A traumatic birthing experience can impact our lives in a multitude of ways.  Just a handful are…

– impeding bonding with our baby

– loss of trust in, and avoidance of, medical care

– overwhelming grief and guilt

– nightmares and intrusive thoughts

– withdrawal from a spouse or partner

– increased overall anxiety

– unexpected triggers that make the world feel like a more dangerous place

Some of these effects will be temporary; some, without healing, will last forever.

READ MORE: BIRTH PLANS ARE NEVER A JOKE: TRUST, BETRAYAL, AND MISOGYNY IN MATERNITY CARE

I wonder if Ms. Wild entered the healthcare field with this attitude or if it developed as a response to the traumatic setting and the moral injuries she herself has suffered.  Some of it surely is mean girl behavior with deep historical and cultural roots—internalizing messages about ourselves like, “Women are silly creatures whose decisions don’t matter,” and letting those harmful beliefs ripple out to others.

Regardless of the reason, the cognitive dissonance is staggering: her stated intention to “set an example for young women, moms & wives to be the best version of themselves and enjoy life,” while publicly disrespecting those groups and perpetuating trauma that steals their joy and tears at family structures.

It just makes me so sad that people with these kinds of attitudes have so much power over people who are so uniquely vulnerable.

To Ms. Wild and those who have the privilege of attending births:

– Until you have learned to respect the humanity of women and birthing people, please leave the room.

– While you are gone, dig into your beliefs about yourself and women as a group.  How much respect do you deserve?  Do you deserve respect as a woman?  Do women?  Do you have a heart of contempt or love for birthing people and their babies?

– Learn about birth trauma and obstetric violence and how these things especially harm BIPOC and other marginalized groups.  Read Sabrina Butler’s story and this 2019 study on inequity and mistreatment in birth.
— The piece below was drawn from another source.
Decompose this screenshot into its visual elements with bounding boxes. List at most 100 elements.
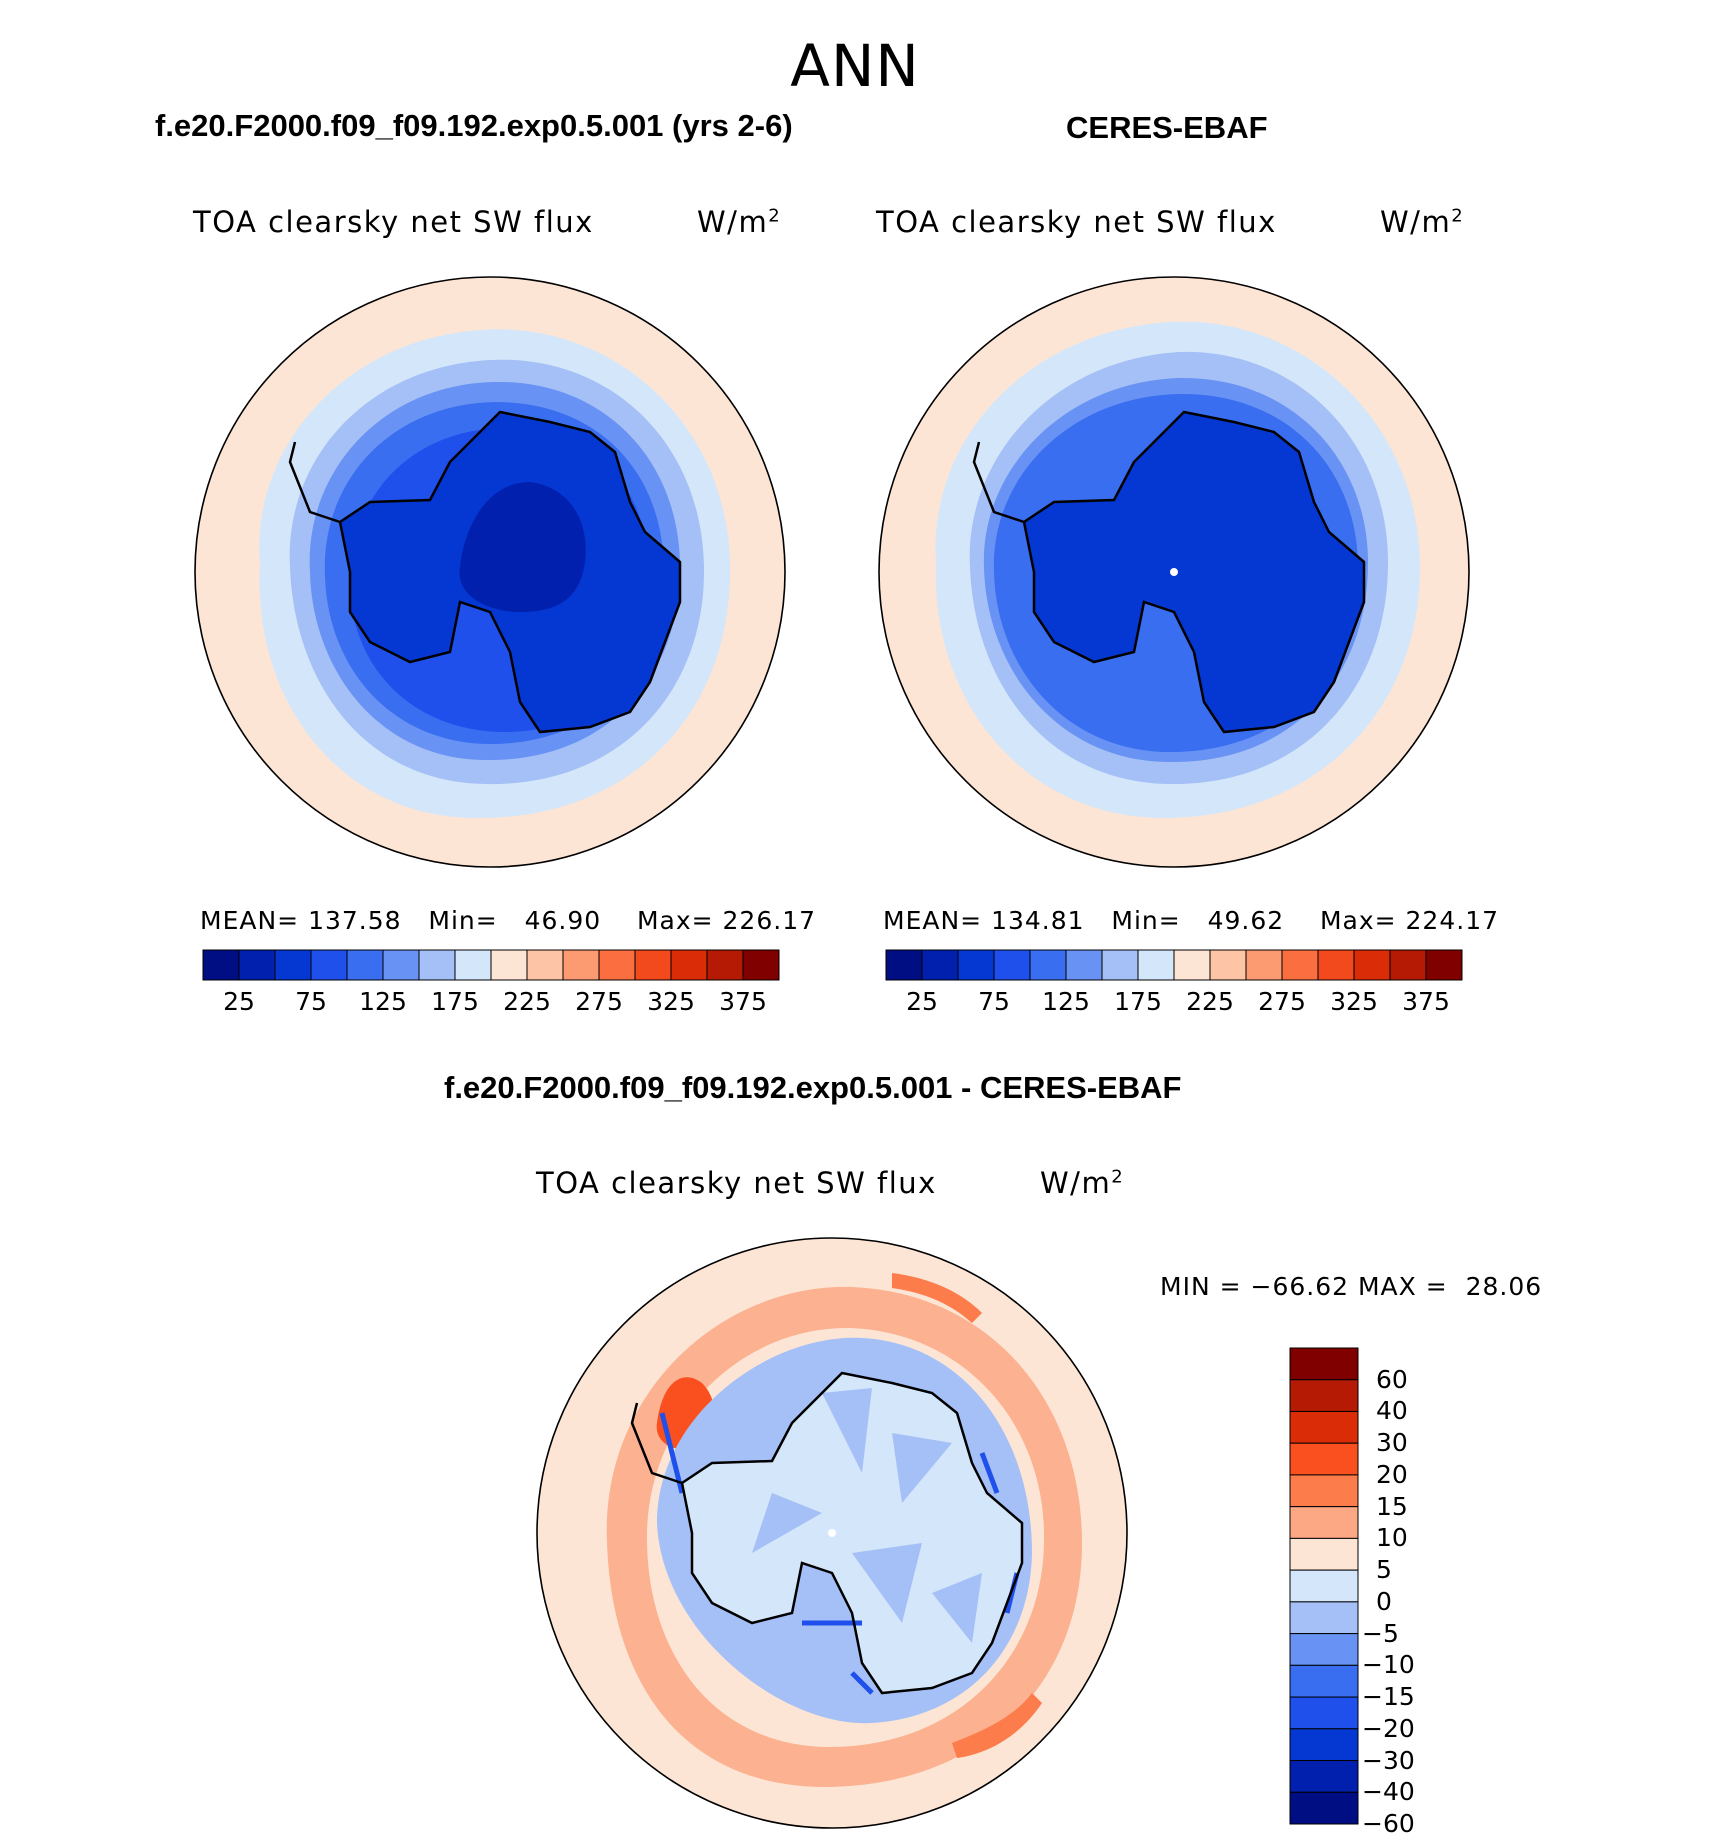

– Get brave and face up to how your behavior may have impacted (traumatized) others.  Go slowly; this will hurt.  In his book My Grandmother’s Hands, Resmaa Menakem calls this “clean pain”: pain that we lean into so we can grow, develop, and heal.
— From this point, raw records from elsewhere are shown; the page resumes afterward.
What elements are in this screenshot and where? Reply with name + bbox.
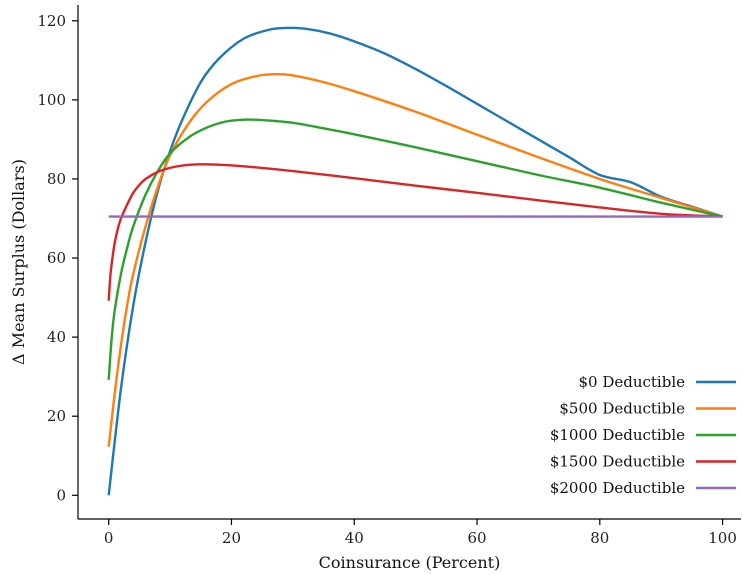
plot-area [107,26,723,496]
y-tick-label: 100 [37,91,66,109]
y-tick-label: 120 [37,12,66,30]
x-tick-label: 60 [467,529,486,547]
y-tick-label: 60 [47,249,66,267]
x-tick-label: 20 [222,529,241,547]
x-tick-label: 0 [104,529,114,547]
y-tick-label: 80 [47,170,66,188]
legend-label: $1000 Deductible [550,426,685,444]
x-tick-label: 100 [708,529,737,547]
legend: $0 Deductible $500 Deductible $1000 Deduct… [550,373,736,497]
x-tick-label: 40 [345,529,364,547]
y-tick-label: 0 [56,486,66,504]
legend-label: $500 Deductible [559,400,685,418]
legend-label: $2000 Deductible [550,479,685,497]
x-axis: 0 20 40 60 80 100 [78,518,741,547]
x-tick-label: 80 [590,529,609,547]
series-line-1 [107,72,723,447]
series-line-3 [107,163,723,301]
y-tick-label: 20 [47,407,66,425]
y-axis: 0 20 40 60 80 100 120 [37,5,79,519]
x-axis-label: Coinsurance (Percent) [319,553,501,572]
series-line-0 [107,26,723,496]
y-axis-label: Δ Mean Surplus (Dollars) [9,159,28,365]
legend-label: $1500 Deductible [550,453,685,471]
legend-label: $0 Deductible [578,373,685,391]
series-line-2 [107,118,723,380]
y-tick-label: 40 [47,328,66,346]
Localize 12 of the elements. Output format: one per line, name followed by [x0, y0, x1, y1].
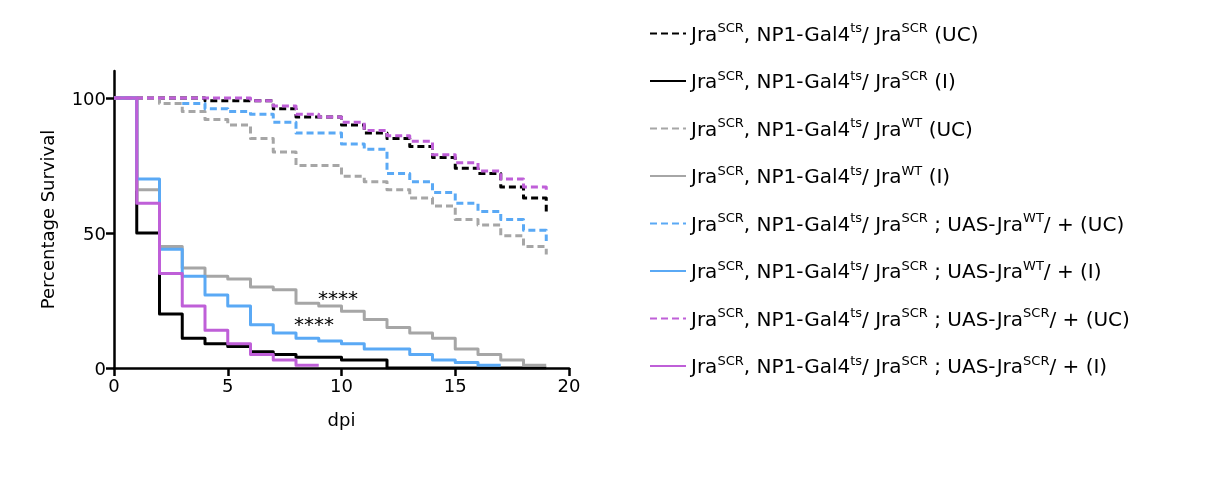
y-tick-label: 50	[83, 222, 106, 244]
y-axis-title: Percentage Survival	[36, 129, 58, 310]
x-tick-label: 5	[222, 374, 234, 396]
x-axis-title: dpi	[327, 408, 356, 430]
x-tick-label: 0	[108, 374, 120, 396]
annotation: ****	[318, 286, 358, 310]
y-tick-label: 0	[94, 357, 106, 379]
x-tick-label: 20	[557, 374, 581, 396]
x-tick-label: 15	[443, 374, 467, 396]
x-tick-label: 10	[330, 374, 353, 396]
annotation: ****	[294, 312, 334, 336]
y-tick-label: 100	[71, 87, 106, 109]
– Remember that you, too, deserve respect and humanity.  Believe that deeply.  I believe that about you—it’s why you make me so sad instead of just angry.

– Know that you can heal, you can forgive yourself, and you can do better.

If you were traumatized by your care providers in birth and find this post distressing, please use this opportunity to do the most healing thing you have space for today.  It can be as simple as closing your eyes and remembering to forgive yourself for things that were done to you, that were out of your control, that you might have done differently or didn’t do more.

You deserve care, compassion, and respect, and you can heal.